Our numerical analysis shows that the mutual information is always positive, whereas the tripartite information becomes negative, at least this happens for the range of parameters that we have used. Previously. we have observed this feature for some specific gravity theories as well \cite{Mirabi:2016elb, Tanhayi:2016uui, Tanhayi:2017wcd, Ng }.
\begin{figure}[h!]
\begin{center}
\includegraphics[scale=0.45]{2dm}\,\,
\includegraphics[scale=0.43]{2dt}
\end{center}
\caption{ Numerical results for holographic mutual information (left plot) and tripartite information (right plot) as a function of the separation distance: for ${\ell}=1,\cdots, 5$. Note in all cases the mutual information is positive while for three regions the tripartite information remains negative.
}
\label{WDWP}
\end{figure}
\begin{figure}[h!]
\begin{center}
\includegraphics[scale=0.48]{3dt}\,\,\,\,\,\,\,\,\,\,
\includegraphics[scale=0.48]{3dm}
\end{center}
\caption{ The 3D plot of holographic mutual information and tripartite information as a function of the separation distance and the length of the strips.
}
\label{WDWP}
\end{figure}
%%%%%%%%%%%%%%%%%%%%%%%%%%%%%%%%%%%%%%%%%%%%%%%%%%%%%%%%%%%%%
%\section{Discussions}
In this paper, we have investigated some features of the scale-invariant gravity theory in four dimensions by computing the HEE for the logarithmic solution.
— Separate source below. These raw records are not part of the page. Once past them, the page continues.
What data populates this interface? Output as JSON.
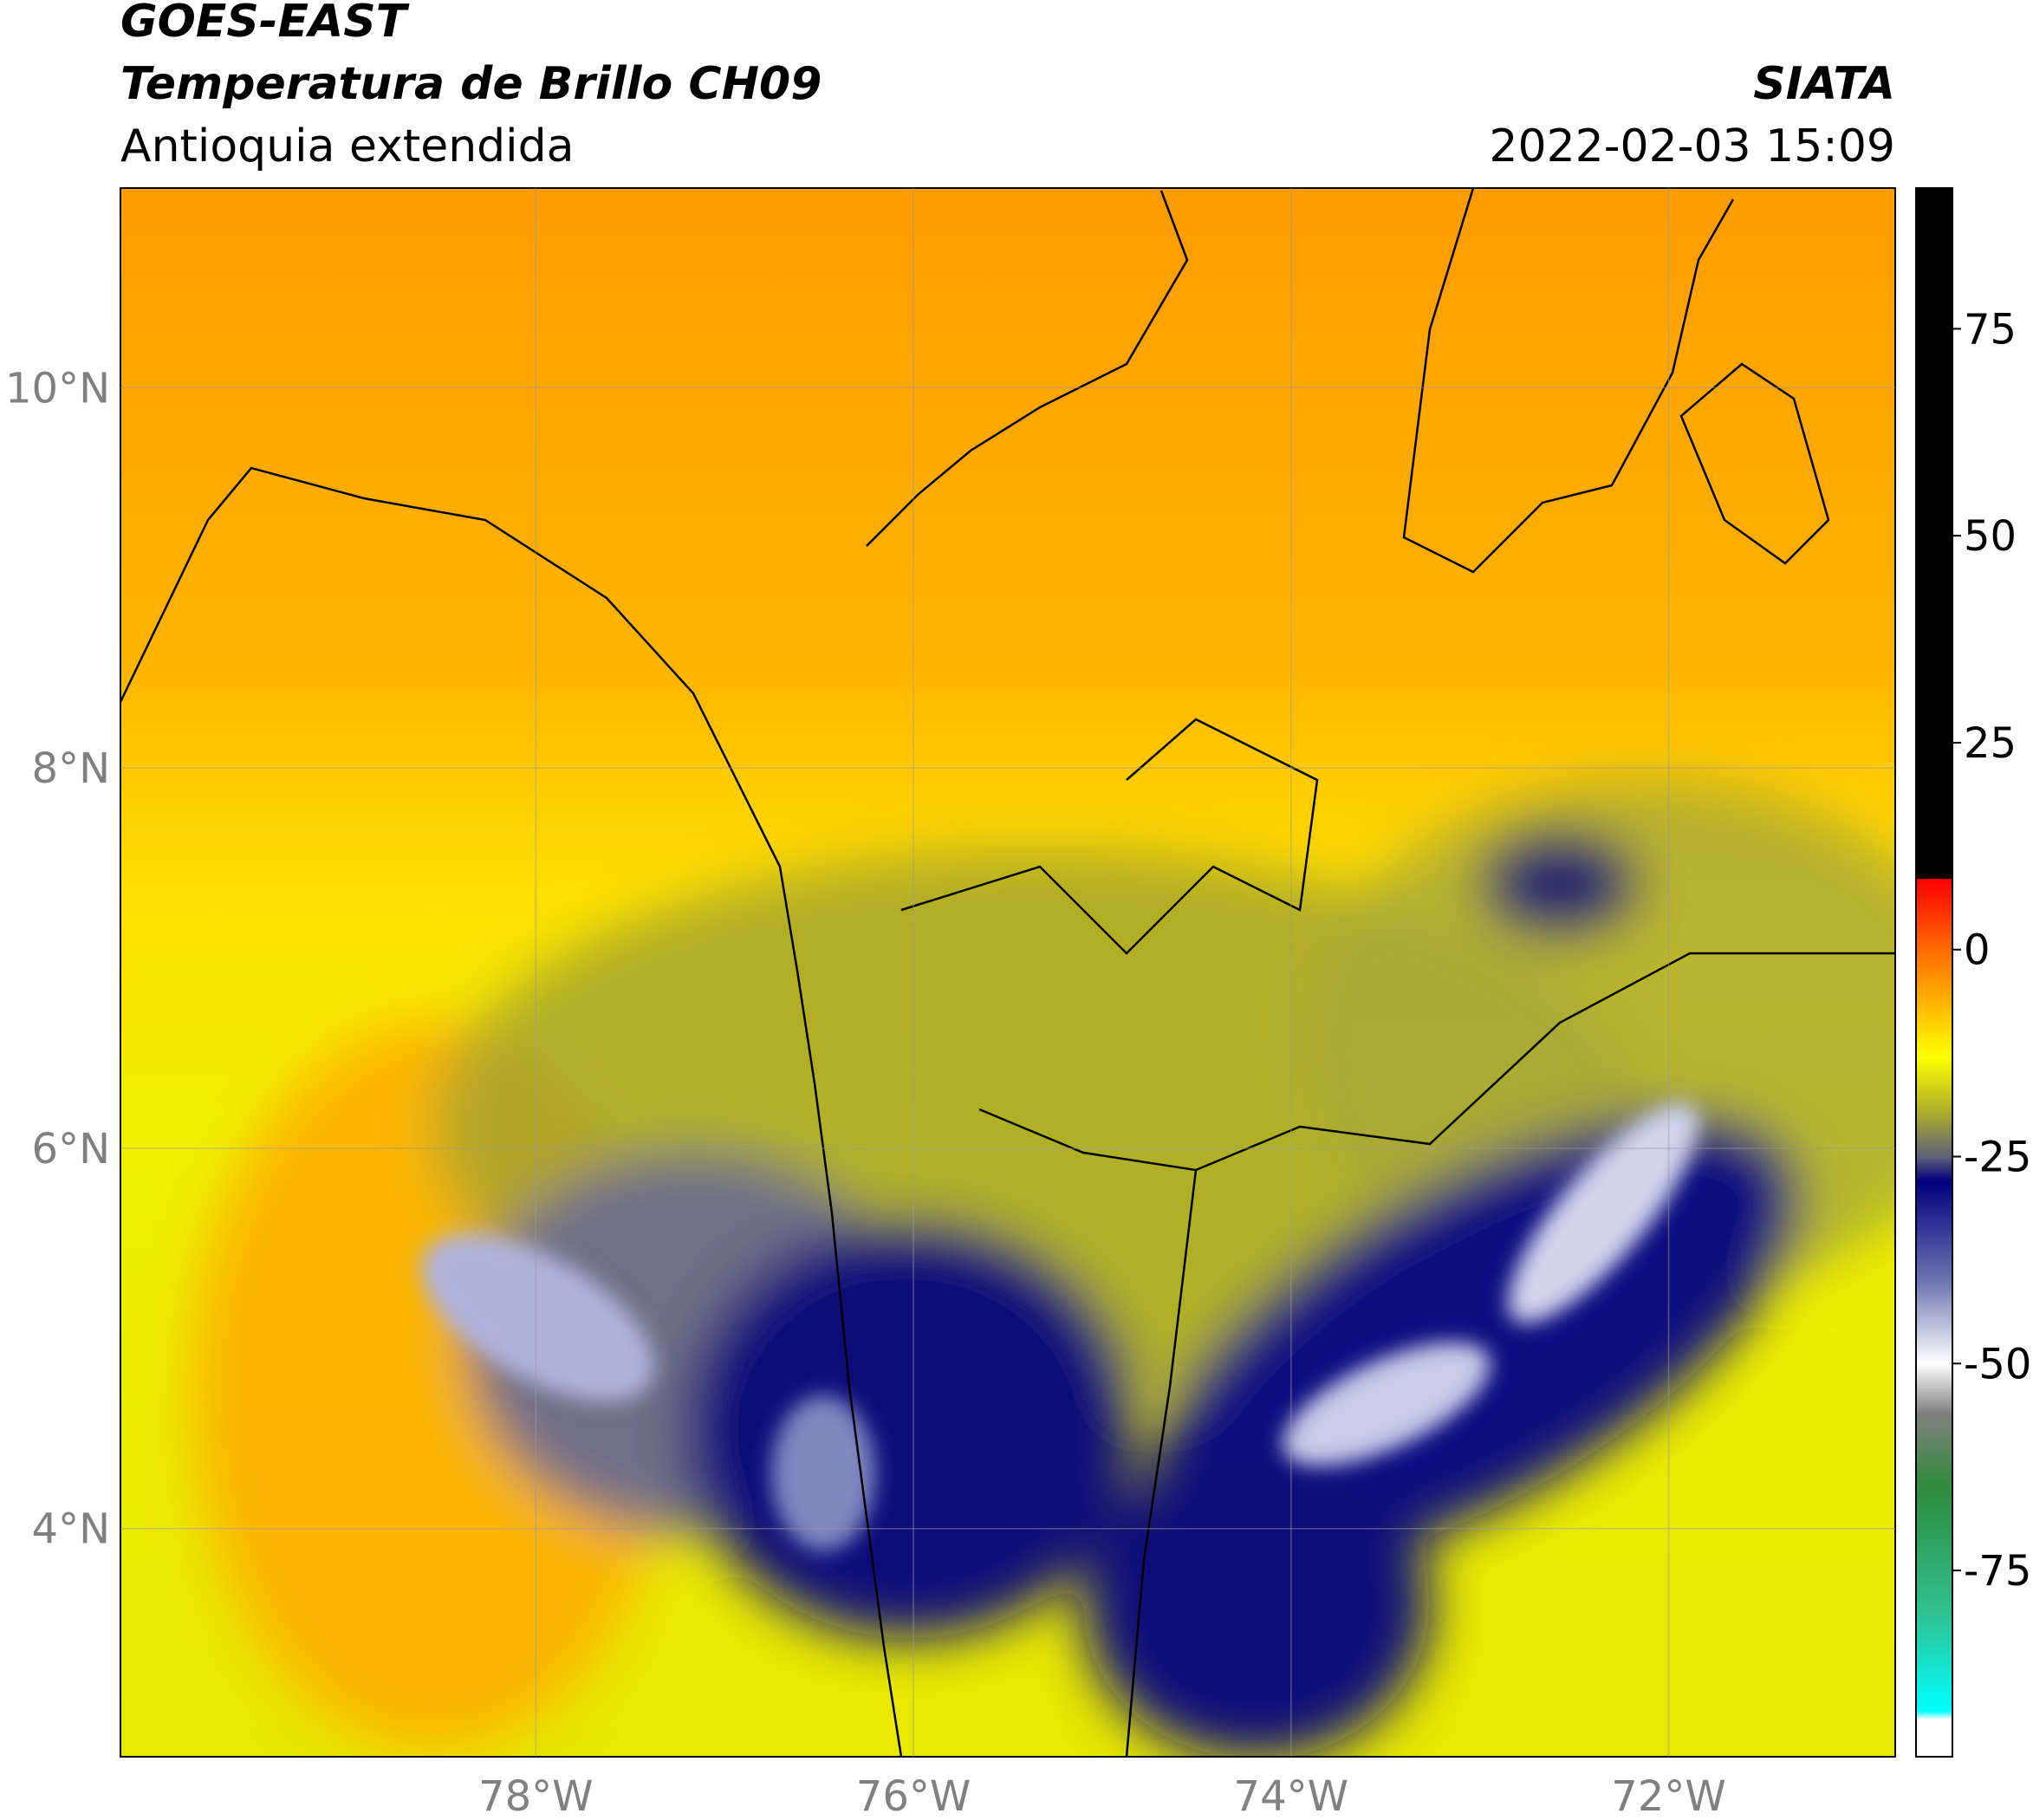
{
  "header": {
    "title": "GOES-EAST",
    "subtitle": "Temperatura de Brillo CH09",
    "region": "Antioquia extendida",
    "source": "SIATA",
    "datetime": "2022-02-03 15:09"
  },
  "chart_data": {
    "type": "map",
    "xlim": [
      -80.2,
      -70.8
    ],
    "ylim": [
      2.8,
      11.05
    ],
    "xticks": [
      {
        "value": -78,
        "label": "78°W"
      },
      {
        "value": -76,
        "label": "76°W"
      },
      {
        "value": -74,
        "label": "74°W"
      },
      {
        "value": -72,
        "label": "72°W"
      }
    ],
    "yticks": [
      {
        "value": 4,
        "label": "4°N"
      },
      {
        "value": 6,
        "label": "6°N"
      },
      {
        "value": 8,
        "label": "8°N"
      },
      {
        "value": 10,
        "label": "10°N"
      }
    ],
    "grid": true,
    "colorbar": {
      "lim": [
        -97.5,
        92
      ],
      "ticks": [
        -75,
        -50,
        -25,
        0,
        25,
        50,
        75
      ],
      "stops": [
        {
          "value": 92,
          "color": "#000000"
        },
        {
          "value": 8.6,
          "color": "#000000"
        },
        {
          "value": 8.5,
          "color": "#ff0000"
        },
        {
          "value": 0,
          "color": "#ff6a00"
        },
        {
          "value": -6,
          "color": "#ffb000"
        },
        {
          "value": -13,
          "color": "#ffff00"
        },
        {
          "value": -20,
          "color": "#a8a830"
        },
        {
          "value": -25,
          "color": "#606078"
        },
        {
          "value": -28,
          "color": "#000080"
        },
        {
          "value": -40,
          "color": "#6c74b0"
        },
        {
          "value": -50,
          "color": "#ffffff"
        },
        {
          "value": -56,
          "color": "#808080"
        },
        {
          "value": -65,
          "color": "#2e8b3a"
        },
        {
          "value": -80,
          "color": "#30c090"
        },
        {
          "value": -92,
          "color": "#00ffff"
        },
        {
          "value": -93,
          "color": "#ffffff"
        },
        {
          "value": -97.5,
          "color": "#ffffff"
        }
      ]
    }
  }
}
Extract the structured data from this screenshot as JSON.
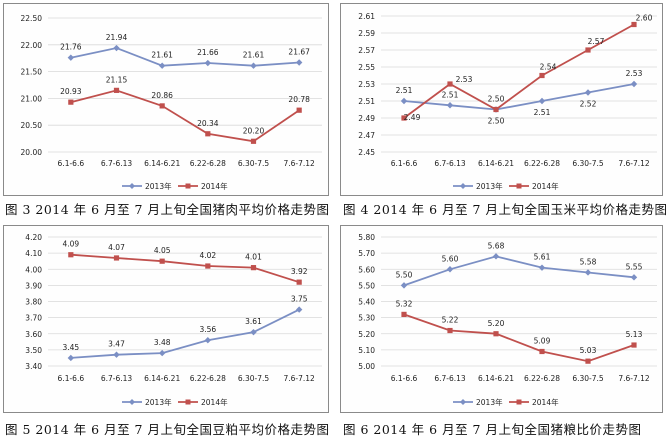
{
  "colors": {
    "series2013": "#7b8fc4",
    "series2014": "#c0504d",
    "grid": "#d9d9d9",
    "text": "#222222"
  },
  "charts": [
    {
      "caption": "图 3  2014 年 6 月至 7 月上旬全国猪肉平均价格走势图"
    },
    {
      "caption": "图 4  2014 年 6 月至 7 月上旬全国玉米平均价格走势图"
    },
    {
      "caption": "图 5  2014 年 6 月至 7 月上旬全国豆粕平均价格走势图"
    },
    {
      "caption": "图 6  2014 年 6 月至 7 月上旬全国猪粮比价走势图"
    }
  ],
  "chart_data": [
    {
      "type": "line",
      "categories": [
        "6.1-6.6",
        "6.7-6.13",
        "6.14-6.21",
        "6.22-6.28",
        "6.30-7.5",
        "7.6-7.12"
      ],
      "series": [
        {
          "name": "2013年",
          "values": [
            21.76,
            21.94,
            21.61,
            21.66,
            21.61,
            21.67
          ],
          "labels": [
            "21.76",
            "21.94",
            "21.61",
            "21.66",
            "21.61",
            "21.67"
          ]
        },
        {
          "name": "2014年",
          "values": [
            20.93,
            21.15,
            20.86,
            20.34,
            20.2,
            20.78
          ],
          "labels": [
            "20.93",
            "21.15",
            "20.86",
            "20.34",
            "20.20",
            "20.78"
          ]
        }
      ],
      "ylim": [
        20.0,
        22.5
      ],
      "yticks": [
        "20.00",
        "20.50",
        "21.00",
        "21.50",
        "22.00",
        "22.50"
      ],
      "legend": "bottom",
      "grid": true
    },
    {
      "type": "line",
      "categories": [
        "6.1-6.6",
        "6.7-6.13",
        "6.14-6.21",
        "6.22-6.28",
        "6.30-7.5",
        "7.6-7.12"
      ],
      "series": [
        {
          "name": "2013年",
          "values": [
            2.51,
            2.505,
            2.5,
            2.51,
            2.52,
            2.53
          ],
          "labels": [
            "2.51",
            "2.51",
            "2.50",
            "2.51",
            "2.52",
            "2.53"
          ]
        },
        {
          "name": "2014年",
          "values": [
            2.49,
            2.53,
            2.5,
            2.54,
            2.57,
            2.6
          ],
          "labels": [
            "2.49",
            "2.53",
            "2.50",
            "2.54",
            "2.57",
            "2.60"
          ]
        }
      ],
      "ylim": [
        2.45,
        2.61
      ],
      "yticks": [
        "2.45",
        "2.47",
        "2.49",
        "2.51",
        "2.53",
        "2.55",
        "2.57",
        "2.59",
        "2.61"
      ],
      "legend": "bottom",
      "grid": true
    },
    {
      "type": "line",
      "categories": [
        "6.1-6.6",
        "6.7-6.13",
        "6.14-6.21",
        "6.22-6.28",
        "6.30-7.5",
        "7.6-7.12"
      ],
      "series": [
        {
          "name": "2013年",
          "values": [
            3.45,
            3.47,
            3.48,
            3.56,
            3.61,
            3.75
          ],
          "labels": [
            "3.45",
            "3.47",
            "3.48",
            "3.56",
            "3.61",
            "3.75"
          ]
        },
        {
          "name": "2014年",
          "values": [
            4.09,
            4.07,
            4.05,
            4.02,
            4.01,
            3.92
          ],
          "labels": [
            "4.09",
            "4.07",
            "4.05",
            "4.02",
            "4.01",
            "3.92"
          ]
        }
      ],
      "ylim": [
        3.4,
        4.2
      ],
      "yticks": [
        "3.40",
        "3.50",
        "3.60",
        "3.70",
        "3.80",
        "3.90",
        "4.00",
        "4.10",
        "4.20"
      ],
      "legend": "bottom",
      "grid": true
    },
    {
      "type": "line",
      "categories": [
        "6.1-6.6",
        "6.7-6.13",
        "6.14-6.21",
        "6.22-6.28",
        "6.30-7.5",
        "7.6-7.12"
      ],
      "series": [
        {
          "name": "2013年",
          "values": [
            5.5,
            5.6,
            5.68,
            5.61,
            5.58,
            5.55
          ],
          "labels": [
            "5.50",
            "5.60",
            "5.68",
            "5.61",
            "5.58",
            "5.55"
          ]
        },
        {
          "name": "2014年",
          "values": [
            5.32,
            5.22,
            5.2,
            5.09,
            5.03,
            5.13
          ],
          "labels": [
            "5.32",
            "5.22",
            "5.20",
            "5.09",
            "5.03",
            "5.13"
          ]
        }
      ],
      "ylim": [
        5.0,
        5.8
      ],
      "yticks": [
        "5.00",
        "5.10",
        "5.20",
        "5.30",
        "5.40",
        "5.50",
        "5.60",
        "5.70",
        "5.80"
      ],
      "legend": "bottom",
      "grid": true
    }
  ]
}
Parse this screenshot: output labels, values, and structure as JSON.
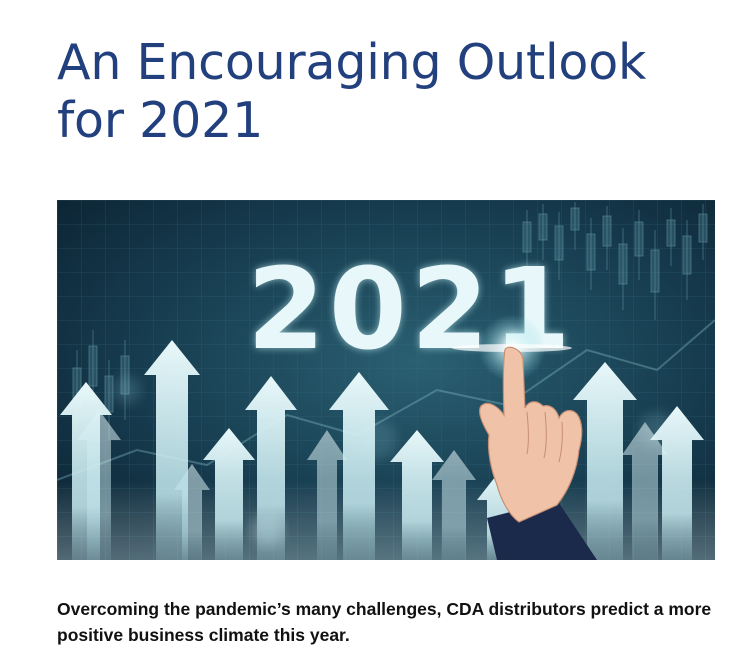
{
  "article": {
    "title": "An Encouraging Outlook for 2021",
    "subtitle": "Overcoming the pandemic’s many challenges, CDA distributors predict a more positive business climate this year."
  },
  "hero_image": {
    "year_text": "2021",
    "icons": [
      "up-arrow-icon",
      "candlestick-chart-icon",
      "pointing-hand-icon"
    ],
    "colors": {
      "background_dark": "#0f2a3a",
      "background_mid": "#1d4a5c",
      "glow": "#dff4f6"
    }
  },
  "colors": {
    "title": "#22407e",
    "body_text": "#111111"
  }
}
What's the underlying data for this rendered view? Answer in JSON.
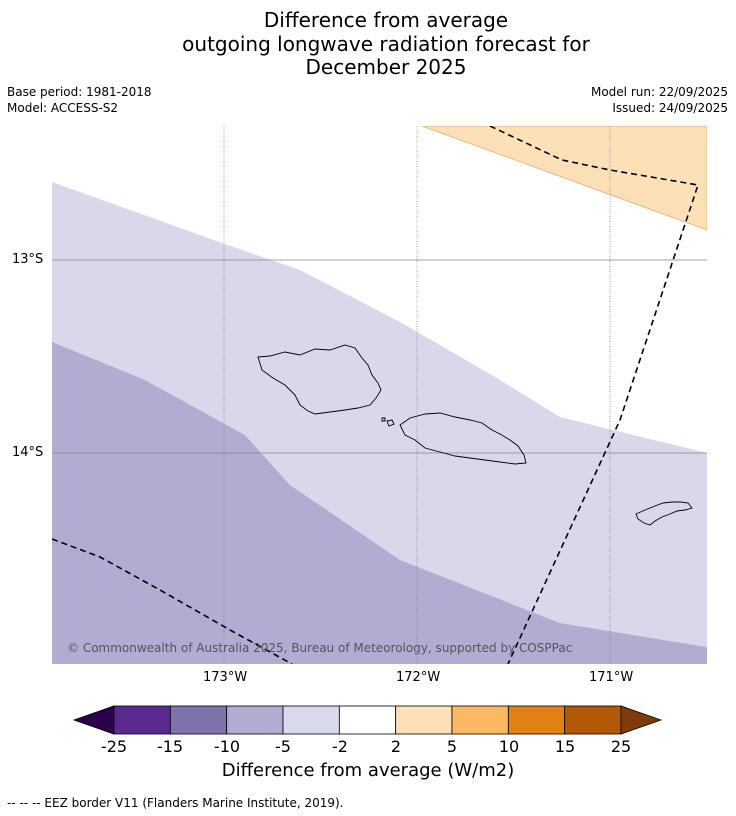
{
  "title": {
    "line1": "Difference from average",
    "line2": "outgoing longwave radiation forecast for",
    "line3": "December 2025"
  },
  "meta": {
    "base_period": "Base period: 1981-2018",
    "model": "Model: ACCESS-S2",
    "model_run": "Model run: 22/09/2025",
    "issued": "Issued: 24/09/2025"
  },
  "map": {
    "lat_labels": [
      "13°S",
      "14°S"
    ],
    "lon_labels": [
      "173°W",
      "172°W",
      "171°W"
    ],
    "copyright": "© Commonwealth of Australia 2025, Bureau of Meteorology, supported by COSPPac",
    "region_colors": {
      "minus_10_to_minus_5": "#b2acd3",
      "minus_5_to_minus_2": "#d8d8ea",
      "plus_2_to_plus_5": "#fde0b7"
    }
  },
  "colorbar": {
    "labels": [
      "-25",
      "-15",
      "-10",
      "-5",
      "-2",
      "2",
      "5",
      "10",
      "15",
      "25"
    ],
    "colors": [
      "#5b2a8f",
      "#8073ac",
      "#b2abd2",
      "#d8daeb",
      "#ffffff",
      "#fee0b6",
      "#fdb863",
      "#e08214",
      "#b35806"
    ],
    "under_color": "#2d004b",
    "over_color": "#7f3b08",
    "title": "Difference from average (W/m2)"
  },
  "footer": "-- -- -- EEZ border V11 (Flanders Marine Institute, 2019)."
}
Our numerical results indicate that in a such theory, the measure of entanglement for two systems is always positive. On the other hand for three regions the corresponding measure becomes negative. The latter quantity is named tripartite information, and the negativity of tripartite information imposes a condition on the mutual information. This statement can be understood from the relation \eqref{3par1}: when ${I^{[3]}}({A_1},{A_2},{A_3})$ is negative one receives $$I({A_1} ,{A_2} \cup {A_3})\ge I({A_1} , {A_2}) + I({A_1}, {A_3}). $$
It is worth mentioning that in a generic case in quantum field theory, the above inequality does not hold, and this inequality becomes very important in the context of quantum information theory. This indicates a well-known feature of quantum correlation, namely the monogamy of mutual information. This characteristic of measures of quantum entanglement completely comes from the nature of quantum mechanics. In other words, correlations in the holographic regimes arise from quantum entanglement rather than classical correlations.